WARNER ROBINS -- Today, a half dozen or so children are spending Christmas Eve at the Community Outreach Service Center along with their families and other individuals.
The center is a homeless shelter on Duke Avenue founded in 1999 by the Rev. John Thomas and his wife, Isadora.
Along with the Thomases, a few church, community and military groups will provide snacks and small gifts for the children at a Christmas party. It might be a tough season for those at the shelter, but the Thomases and others always try to add a little sweetness to it.
Thomas, 73, said the shelter has been an answer to prayer for roughly 350 people each year for the past 15 years.
This year, he said he has a prayer of his own for the shelter.
“I’m 73 and I’d like to be able to hand off the shelter to new leadership,” he said. “We’ve been here doing this going on 16 years and know the path pretty well. I’d like to get somebody to train, somebody to take over. I’d be around to help, but the future and direction of the shelter would really be theirs.”
Thomas said if the shelter changes hands, he’d like the name to remain the same in honor of its history, but that its future is wide open.
Thomas, a retired Air Force master sergeant, also pastors a small church, New Song Missionary Baptist Church.
“It’s hard work running a shelter,” he said. “But it’s worth it. It’s not glamorous and takes commitment. I have to admit -- sometimes you feel like you’re in it all alone and that can be a heavy weight. But we started this because in the Bible Jesus said to love people unselfishly like he does, to take care of those that need shelter, to feed those who are hungry. He said if you do it for them you’re doing it for him. We saw the need and that it’s what he said do, so we’ve been doing it. But now, we need to know we can pass it along so it will carry on.”
Thomas said along with the blessings of obeying God’s call to help others come practical struggles.
“You start doing work like this with noble intentions but there are headaches,” he said. “There are things you never think about when you just want to love people like God does. There are bills. I don’t ever want to give the idea that God has been anything but faithful and look -- we’ve been here ministering to people for 15 years. But it’s always been a matter of faith, you really have to keep looking to God because the need is great.”
For instance, Thomas said there’s an almost $2,000 insurance bill due Jan. 10 for the shelter’s buildings that house men and women separately. He’s not sure where it will come from.
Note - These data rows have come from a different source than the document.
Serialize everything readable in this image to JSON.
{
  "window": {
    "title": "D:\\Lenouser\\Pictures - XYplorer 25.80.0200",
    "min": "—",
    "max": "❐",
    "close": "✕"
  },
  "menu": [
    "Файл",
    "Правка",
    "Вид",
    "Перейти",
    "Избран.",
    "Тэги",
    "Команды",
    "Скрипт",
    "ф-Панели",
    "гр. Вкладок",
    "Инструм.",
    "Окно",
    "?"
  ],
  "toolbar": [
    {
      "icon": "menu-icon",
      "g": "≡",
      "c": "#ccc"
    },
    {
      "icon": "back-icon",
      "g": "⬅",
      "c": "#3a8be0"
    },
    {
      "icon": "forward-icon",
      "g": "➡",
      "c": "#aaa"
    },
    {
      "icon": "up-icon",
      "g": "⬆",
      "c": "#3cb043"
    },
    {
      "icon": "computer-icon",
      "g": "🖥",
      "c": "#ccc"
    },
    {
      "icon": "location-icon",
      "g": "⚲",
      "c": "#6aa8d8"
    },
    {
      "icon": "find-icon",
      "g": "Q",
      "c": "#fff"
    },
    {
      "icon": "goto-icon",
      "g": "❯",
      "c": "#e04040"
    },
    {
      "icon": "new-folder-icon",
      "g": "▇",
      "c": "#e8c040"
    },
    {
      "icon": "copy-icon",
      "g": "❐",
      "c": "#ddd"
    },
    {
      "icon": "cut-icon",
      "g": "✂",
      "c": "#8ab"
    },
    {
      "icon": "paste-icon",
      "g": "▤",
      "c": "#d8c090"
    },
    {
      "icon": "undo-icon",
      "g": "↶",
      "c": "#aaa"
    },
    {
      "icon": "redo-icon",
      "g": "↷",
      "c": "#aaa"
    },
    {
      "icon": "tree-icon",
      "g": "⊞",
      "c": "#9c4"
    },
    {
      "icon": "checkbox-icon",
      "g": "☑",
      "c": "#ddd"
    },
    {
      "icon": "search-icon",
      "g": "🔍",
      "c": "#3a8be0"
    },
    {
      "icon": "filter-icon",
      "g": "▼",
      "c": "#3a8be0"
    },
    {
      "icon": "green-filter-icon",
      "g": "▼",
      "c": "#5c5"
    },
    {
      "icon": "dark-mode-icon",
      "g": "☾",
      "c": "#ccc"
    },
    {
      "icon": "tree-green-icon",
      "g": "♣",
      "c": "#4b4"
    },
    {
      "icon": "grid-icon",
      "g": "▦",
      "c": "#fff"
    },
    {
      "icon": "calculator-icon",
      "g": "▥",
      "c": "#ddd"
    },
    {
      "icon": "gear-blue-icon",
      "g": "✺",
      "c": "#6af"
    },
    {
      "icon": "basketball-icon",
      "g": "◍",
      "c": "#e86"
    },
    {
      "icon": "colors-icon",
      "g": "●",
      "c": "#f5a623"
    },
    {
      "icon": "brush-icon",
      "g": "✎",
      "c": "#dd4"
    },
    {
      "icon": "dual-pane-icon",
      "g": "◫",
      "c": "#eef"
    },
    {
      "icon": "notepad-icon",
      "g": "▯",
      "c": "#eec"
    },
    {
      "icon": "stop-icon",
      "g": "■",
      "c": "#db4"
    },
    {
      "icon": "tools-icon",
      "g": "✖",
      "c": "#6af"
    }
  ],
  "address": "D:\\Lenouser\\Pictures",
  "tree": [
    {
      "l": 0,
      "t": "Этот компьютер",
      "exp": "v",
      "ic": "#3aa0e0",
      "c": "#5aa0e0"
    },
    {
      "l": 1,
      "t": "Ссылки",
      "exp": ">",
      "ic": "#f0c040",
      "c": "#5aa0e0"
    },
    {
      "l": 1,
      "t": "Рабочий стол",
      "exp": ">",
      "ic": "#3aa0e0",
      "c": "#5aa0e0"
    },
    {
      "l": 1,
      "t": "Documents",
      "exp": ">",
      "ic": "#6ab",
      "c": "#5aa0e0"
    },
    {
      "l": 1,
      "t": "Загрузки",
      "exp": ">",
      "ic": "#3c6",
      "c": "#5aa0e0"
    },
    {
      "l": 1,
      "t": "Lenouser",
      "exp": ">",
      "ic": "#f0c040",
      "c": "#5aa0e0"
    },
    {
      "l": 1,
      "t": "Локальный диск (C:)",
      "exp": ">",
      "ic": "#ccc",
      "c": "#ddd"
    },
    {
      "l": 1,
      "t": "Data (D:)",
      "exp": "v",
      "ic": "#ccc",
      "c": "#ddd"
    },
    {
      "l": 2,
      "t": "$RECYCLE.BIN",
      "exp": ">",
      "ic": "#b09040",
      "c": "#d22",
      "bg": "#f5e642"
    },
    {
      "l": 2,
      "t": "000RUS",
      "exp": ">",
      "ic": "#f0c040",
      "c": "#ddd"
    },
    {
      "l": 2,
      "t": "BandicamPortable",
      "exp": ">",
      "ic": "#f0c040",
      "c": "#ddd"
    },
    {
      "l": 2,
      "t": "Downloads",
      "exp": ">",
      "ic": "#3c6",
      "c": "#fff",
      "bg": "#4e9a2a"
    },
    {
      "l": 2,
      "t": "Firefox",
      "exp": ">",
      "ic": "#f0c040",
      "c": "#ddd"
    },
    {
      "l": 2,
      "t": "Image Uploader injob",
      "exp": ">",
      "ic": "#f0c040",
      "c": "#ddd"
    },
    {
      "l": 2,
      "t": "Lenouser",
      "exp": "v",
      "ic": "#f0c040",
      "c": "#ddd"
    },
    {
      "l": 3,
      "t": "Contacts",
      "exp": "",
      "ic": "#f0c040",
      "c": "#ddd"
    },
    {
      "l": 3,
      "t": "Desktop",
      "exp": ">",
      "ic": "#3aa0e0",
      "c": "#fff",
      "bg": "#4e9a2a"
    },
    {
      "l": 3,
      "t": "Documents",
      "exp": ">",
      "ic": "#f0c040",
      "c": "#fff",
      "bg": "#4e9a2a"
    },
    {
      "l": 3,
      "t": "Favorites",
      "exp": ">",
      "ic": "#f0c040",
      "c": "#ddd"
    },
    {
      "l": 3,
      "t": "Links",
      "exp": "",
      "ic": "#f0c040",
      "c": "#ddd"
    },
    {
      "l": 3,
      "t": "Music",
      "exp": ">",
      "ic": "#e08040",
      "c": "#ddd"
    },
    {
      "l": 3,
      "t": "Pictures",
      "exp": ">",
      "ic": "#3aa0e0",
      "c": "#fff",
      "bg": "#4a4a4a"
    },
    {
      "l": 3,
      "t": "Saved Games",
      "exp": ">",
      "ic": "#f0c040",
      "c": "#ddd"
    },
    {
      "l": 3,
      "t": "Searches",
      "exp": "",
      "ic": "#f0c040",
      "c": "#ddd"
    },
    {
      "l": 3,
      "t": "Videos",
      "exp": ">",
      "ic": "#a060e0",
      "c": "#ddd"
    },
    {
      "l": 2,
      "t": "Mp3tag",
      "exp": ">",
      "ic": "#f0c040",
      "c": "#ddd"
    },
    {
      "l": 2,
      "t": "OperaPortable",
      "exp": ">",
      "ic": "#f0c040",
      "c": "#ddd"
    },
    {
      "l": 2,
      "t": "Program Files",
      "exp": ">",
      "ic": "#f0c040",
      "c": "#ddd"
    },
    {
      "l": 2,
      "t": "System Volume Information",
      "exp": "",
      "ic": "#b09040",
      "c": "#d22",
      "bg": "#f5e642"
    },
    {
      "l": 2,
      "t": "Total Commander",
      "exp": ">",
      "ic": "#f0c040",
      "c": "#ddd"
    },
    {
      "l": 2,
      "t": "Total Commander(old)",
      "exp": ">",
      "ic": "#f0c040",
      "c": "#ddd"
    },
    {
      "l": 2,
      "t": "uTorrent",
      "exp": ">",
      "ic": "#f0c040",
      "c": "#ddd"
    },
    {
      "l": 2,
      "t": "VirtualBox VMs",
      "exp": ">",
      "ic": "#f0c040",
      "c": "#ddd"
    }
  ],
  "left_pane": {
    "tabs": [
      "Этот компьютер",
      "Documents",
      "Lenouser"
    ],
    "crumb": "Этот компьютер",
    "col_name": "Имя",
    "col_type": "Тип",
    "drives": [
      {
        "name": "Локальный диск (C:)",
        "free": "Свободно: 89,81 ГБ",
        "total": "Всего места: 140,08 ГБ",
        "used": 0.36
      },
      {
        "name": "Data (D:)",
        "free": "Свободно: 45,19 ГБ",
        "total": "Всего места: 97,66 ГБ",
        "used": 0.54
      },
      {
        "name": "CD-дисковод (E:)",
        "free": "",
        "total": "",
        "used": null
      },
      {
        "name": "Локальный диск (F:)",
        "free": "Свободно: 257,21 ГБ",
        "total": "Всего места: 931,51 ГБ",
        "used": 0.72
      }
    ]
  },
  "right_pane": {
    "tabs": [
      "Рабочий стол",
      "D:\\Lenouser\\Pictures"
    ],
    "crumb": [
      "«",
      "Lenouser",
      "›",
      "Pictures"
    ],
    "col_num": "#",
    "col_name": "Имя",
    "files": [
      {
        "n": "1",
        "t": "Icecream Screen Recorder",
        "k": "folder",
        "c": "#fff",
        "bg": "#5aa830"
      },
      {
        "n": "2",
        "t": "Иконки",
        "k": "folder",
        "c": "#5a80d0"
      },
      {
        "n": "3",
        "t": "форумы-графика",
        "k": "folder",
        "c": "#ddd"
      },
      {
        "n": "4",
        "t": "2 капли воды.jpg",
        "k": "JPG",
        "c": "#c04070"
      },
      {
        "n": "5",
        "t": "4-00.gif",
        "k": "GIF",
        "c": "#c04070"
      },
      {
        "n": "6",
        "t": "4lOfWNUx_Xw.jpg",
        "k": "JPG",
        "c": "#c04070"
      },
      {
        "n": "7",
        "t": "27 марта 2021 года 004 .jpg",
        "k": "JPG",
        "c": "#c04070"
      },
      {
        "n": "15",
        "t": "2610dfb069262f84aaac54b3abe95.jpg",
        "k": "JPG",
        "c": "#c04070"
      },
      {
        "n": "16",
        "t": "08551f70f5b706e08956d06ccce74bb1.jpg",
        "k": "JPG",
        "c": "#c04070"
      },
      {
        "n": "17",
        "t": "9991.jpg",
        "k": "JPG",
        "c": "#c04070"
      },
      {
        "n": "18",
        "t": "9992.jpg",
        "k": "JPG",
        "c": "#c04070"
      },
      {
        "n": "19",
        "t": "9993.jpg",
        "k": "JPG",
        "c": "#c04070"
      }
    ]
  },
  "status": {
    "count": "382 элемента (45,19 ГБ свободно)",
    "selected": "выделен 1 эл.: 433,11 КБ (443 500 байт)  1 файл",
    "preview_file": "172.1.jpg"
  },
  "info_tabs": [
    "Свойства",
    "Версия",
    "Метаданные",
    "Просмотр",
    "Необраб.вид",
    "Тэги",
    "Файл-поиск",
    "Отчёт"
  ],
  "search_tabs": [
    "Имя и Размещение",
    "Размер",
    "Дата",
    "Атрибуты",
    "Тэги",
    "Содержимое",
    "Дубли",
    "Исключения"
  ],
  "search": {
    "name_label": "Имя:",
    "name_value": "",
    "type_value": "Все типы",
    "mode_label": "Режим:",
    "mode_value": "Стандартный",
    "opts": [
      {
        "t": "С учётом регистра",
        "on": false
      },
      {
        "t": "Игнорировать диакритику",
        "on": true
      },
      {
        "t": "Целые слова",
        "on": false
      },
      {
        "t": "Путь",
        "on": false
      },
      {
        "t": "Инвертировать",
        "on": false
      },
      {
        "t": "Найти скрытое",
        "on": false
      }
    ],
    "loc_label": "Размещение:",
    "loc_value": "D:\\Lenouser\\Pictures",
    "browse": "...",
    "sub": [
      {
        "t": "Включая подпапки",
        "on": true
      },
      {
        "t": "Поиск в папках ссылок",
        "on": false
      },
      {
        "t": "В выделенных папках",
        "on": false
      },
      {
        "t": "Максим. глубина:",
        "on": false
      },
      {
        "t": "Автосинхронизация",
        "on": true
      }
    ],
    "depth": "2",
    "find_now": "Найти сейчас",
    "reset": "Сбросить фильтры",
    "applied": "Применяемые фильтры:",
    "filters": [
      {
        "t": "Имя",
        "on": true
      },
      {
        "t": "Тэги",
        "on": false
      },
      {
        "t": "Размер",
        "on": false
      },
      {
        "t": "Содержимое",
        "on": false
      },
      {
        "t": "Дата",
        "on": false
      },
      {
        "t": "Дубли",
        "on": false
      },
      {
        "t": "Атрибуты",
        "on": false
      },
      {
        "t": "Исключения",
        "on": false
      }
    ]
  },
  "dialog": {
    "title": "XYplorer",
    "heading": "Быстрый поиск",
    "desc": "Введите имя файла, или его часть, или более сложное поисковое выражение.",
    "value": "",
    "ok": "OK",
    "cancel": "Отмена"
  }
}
“We have partners,” he said. “We have donors we’re grateful for, but what comes in doesn’t meet the shelter’s needs. We pray God will provide for the immediate insurance bill and that he’ll put us on a more solid ground. The buildings are all paid for, we’ve done that and it’s a real blessing.”
Thomas said ongoing needs include things like $800 a month for electricity, $500 for other utilities, $450 for monthly insurance payments, $225 for telephone bills and $1,700 to pay two employees.
He said if those staying at the shelter have income, they pay what they can up to $75 a week for room and board, but that such payment is rare. He said the shelter is not an overnight flop house, but a 30-day housing facility with a program to help move residents out of their problem situation into work and stable life solutions.
“We’re here to help people, but we can’t do it without help,” he said. “I don’t need accolades for what we’ve done, I don’t need a certificate of appreciation. I’ve already got that from the Lord and from people who are doing all right now. You get it from children’s smiles when Christmas turns out a little better than they thought it would. But I do want to be able to see the ministry in good hands so we can back off a little. If not, the day will come we’ll just have to shut down. That would be a shame.”
But it won’t happen this Christmas. This Christmas the Thomases’ and others open hearts have assured a warm Christmas and a potentially happier new year for those they serve.